America is, by definition, a melting pot: a conglomerate made up of different cultures including music, fashion, language and food. Unlike countries in Europe or Asia, the USA is also a relatively young nation–a mere 241 years old. Some argue that America does not have a true culture, and thus does not have one true kind of cuisine.
Most food that the average consumer would classify as being “American,” such as hamburgers, French fries, or hot dogs, actually have their roots in other countries. For instance, while this ABC article catalogues the invention of the “true” hamburger — which did occur in the United States — What’s Cooking America places credit squarely on the shoulders of German sailors in the 18th century.
While those foods may be among the most popular in America today, if we’re judging food by its authenticity, then perhaps the most American foods belong to Native Americans. This National Geographic Article lists salmon, turkey, rice, chiles, sage and beans as only a few of the diverse ingredients used by the 566 indigenous tribes recognized within the U.S. boundaries. The Sioux Chef, a restaurant that aims to revive Native American cuisine, recently made headlines with its goal to incorporate foods from many different Native American tribes and more effectively educate people about the breadth of Native American culture.

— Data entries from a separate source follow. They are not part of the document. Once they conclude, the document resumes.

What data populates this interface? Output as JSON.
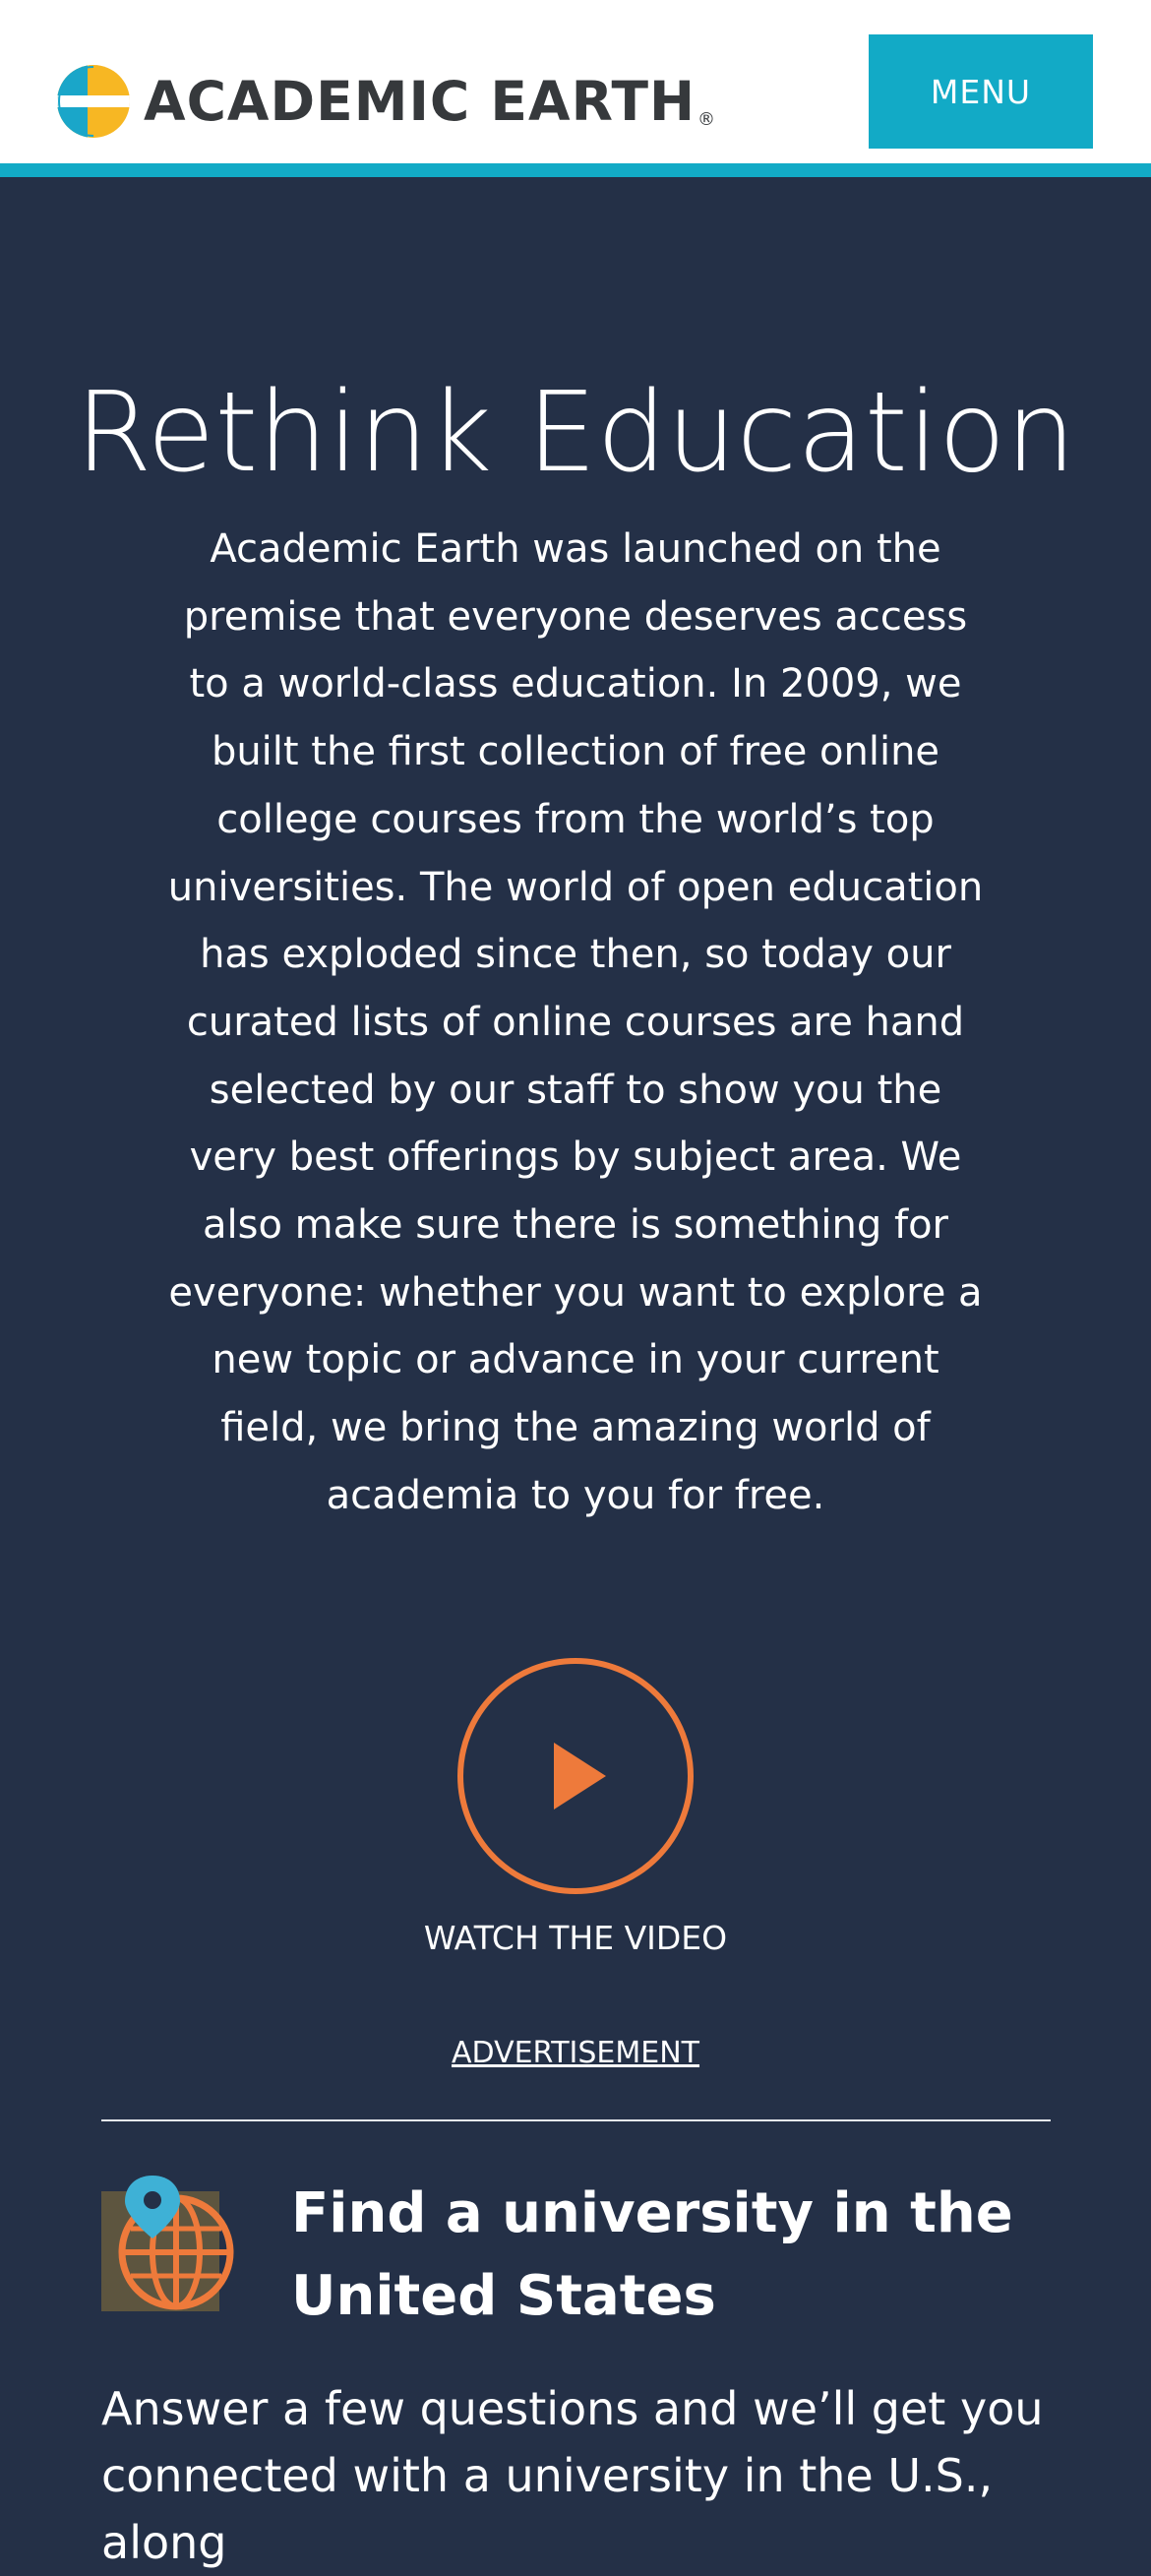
{
  "header": {
    "logo_text": "ACADEMIC EARTH",
    "logo_registered": "®",
    "menu_label": "MENU"
  },
  "hero": {
    "title": "Rethink Education",
    "description": "Academic Earth was launched on the premise that everyone deserves access to a world-class education. In 2009, we built the first collection of free online college courses from the world’s top universities. The world of open education has exploded since then, so today our curated lists of online courses are hand selected by our staff to show you the very best offerings by subject area. We also make sure there is something for everyone: whether you want to explore a new topic or advance in your current field, we bring the amazing world of academia to you for free.",
    "watch_label": "WATCH THE VIDEO"
  },
  "advertisement_label": "ADVERTISEMENT",
  "university_finder": {
    "title": "Find a university in the United States",
    "description": "Answer a few questions and we’ll get you connected with a university in the U.S., along"
  },
  "colors": {
    "background": "#243047",
    "accent": "#12aac6",
    "play": "#ee7a3b",
    "logo_yellow": "#f7b723",
    "logo_blue": "#1aa6c9"
  },
  "icons": {
    "logo": "academic-earth-logo-icon",
    "play": "play-circle-icon",
    "globe": "globe-location-icon"
  }
}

It is also important to remember that America is a large country with areas like the deep south, midwest, northern and coastal areas, each sporting different culinary “specialties” that can and do range from seafood to lime Jello. We have so many different kinds of food that whole TV shows (like Guy Fieri’s “Diners, Drive-ins and Dives”) are dedicated to cataloguing them.
America’s culinary claim to fame may, in fact, be the vast and varying number of dishes that exist in towns across the country. We may not have a claim to any one dish the way England does to fish and chips or Canada to maple syrup, but we make up for that in a truly American way.